Tracking Navigation Failures with Search Queries

If you have search enabled in your 404 page, you can log what users search for after hitting a dead link. This can offer additional clues on what they hoped to find.

Implement Search Query Logging

Pair your JavaScript search box with event tracking:

<input id="search-box" type="text">
<button onclick="logSearch()">Search</button>
<script>
  function logSearch() {
    const query = document.getElementById('search-box').value;
    gtag('event', '404_search', { search_term: query });
  }
</script>

Responding to Insights

Once you've tracked the most common broken URLs or patterns, prioritize fixes:

  • Set up redirects in _redirects if using Netlify or Cloudflare
  • Correct internal links or permalinks
  • Update removed content with replacements
  • Reach out to external site owners for high-traffic dead backlinks

Turn 404 Reports into a Sitemap Opportunity

If you notice consistent search behavior or repeated attempts to access certain types of content, use that data to inform content creation or navigation structure.

For Example

  • Many broken requests for /ebooks?
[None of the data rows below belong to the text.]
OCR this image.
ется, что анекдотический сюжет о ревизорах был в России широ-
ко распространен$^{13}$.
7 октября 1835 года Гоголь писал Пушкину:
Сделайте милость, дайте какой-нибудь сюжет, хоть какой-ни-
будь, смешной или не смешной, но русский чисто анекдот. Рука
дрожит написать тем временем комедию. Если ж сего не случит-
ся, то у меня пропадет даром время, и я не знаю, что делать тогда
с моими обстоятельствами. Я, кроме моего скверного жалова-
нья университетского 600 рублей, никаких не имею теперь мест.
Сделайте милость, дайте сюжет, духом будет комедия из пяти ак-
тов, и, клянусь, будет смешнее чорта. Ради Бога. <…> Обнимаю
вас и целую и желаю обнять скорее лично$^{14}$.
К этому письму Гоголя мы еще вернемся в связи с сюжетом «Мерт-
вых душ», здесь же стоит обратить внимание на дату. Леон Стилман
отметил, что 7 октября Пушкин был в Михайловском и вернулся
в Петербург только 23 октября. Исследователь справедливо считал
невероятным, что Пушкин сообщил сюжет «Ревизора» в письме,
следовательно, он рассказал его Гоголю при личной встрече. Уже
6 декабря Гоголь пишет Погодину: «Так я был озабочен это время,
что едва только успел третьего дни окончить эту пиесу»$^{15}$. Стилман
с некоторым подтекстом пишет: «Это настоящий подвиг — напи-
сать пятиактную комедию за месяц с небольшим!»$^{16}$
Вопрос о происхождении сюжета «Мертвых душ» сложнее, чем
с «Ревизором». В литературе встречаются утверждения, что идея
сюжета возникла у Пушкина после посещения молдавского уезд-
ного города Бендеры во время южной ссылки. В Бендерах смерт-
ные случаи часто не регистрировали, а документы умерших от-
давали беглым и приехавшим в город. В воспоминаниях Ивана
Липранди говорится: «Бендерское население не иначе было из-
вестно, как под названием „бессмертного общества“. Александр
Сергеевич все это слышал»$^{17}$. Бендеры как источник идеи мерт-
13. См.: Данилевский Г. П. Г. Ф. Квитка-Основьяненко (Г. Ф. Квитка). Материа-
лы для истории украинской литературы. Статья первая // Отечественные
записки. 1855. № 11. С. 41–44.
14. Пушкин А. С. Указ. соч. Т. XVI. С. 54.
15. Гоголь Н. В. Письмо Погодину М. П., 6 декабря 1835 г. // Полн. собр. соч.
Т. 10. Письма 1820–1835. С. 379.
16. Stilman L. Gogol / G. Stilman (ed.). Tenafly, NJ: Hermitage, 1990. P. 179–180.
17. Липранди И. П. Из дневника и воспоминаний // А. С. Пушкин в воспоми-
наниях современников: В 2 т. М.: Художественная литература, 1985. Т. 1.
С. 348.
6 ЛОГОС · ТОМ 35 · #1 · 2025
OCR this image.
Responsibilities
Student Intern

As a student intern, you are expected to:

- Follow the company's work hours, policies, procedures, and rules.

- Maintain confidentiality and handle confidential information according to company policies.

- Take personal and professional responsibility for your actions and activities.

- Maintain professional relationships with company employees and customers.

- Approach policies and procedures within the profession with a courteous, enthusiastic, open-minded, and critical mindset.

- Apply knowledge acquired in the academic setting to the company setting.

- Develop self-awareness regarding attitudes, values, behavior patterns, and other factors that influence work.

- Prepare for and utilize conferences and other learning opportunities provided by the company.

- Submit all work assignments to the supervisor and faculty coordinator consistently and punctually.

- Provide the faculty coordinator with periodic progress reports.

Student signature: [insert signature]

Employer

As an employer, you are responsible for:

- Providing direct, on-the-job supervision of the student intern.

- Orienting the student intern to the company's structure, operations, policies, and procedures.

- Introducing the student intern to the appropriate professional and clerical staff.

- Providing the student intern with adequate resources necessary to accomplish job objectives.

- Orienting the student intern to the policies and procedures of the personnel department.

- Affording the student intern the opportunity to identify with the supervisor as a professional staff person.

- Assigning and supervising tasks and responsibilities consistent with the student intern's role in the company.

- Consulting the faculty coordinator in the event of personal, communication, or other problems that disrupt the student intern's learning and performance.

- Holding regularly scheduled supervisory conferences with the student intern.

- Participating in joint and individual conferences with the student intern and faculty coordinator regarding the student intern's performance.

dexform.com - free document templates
Add an ebook landing page.
  • Frequent hits on outdated blog slugs? Add aliases or redirects.

Conclusion

Tracking 404s on Jekyll and GitHub Pages may require some creative workarounds, but the payoff is worth it. Understanding where users get lost allows you to fix issues at the root—improving SEO, retention, and experience sitewide. With analytics, automated checking, and actionable data, your 404 page can become a goldmine of insights instead of a blind spot.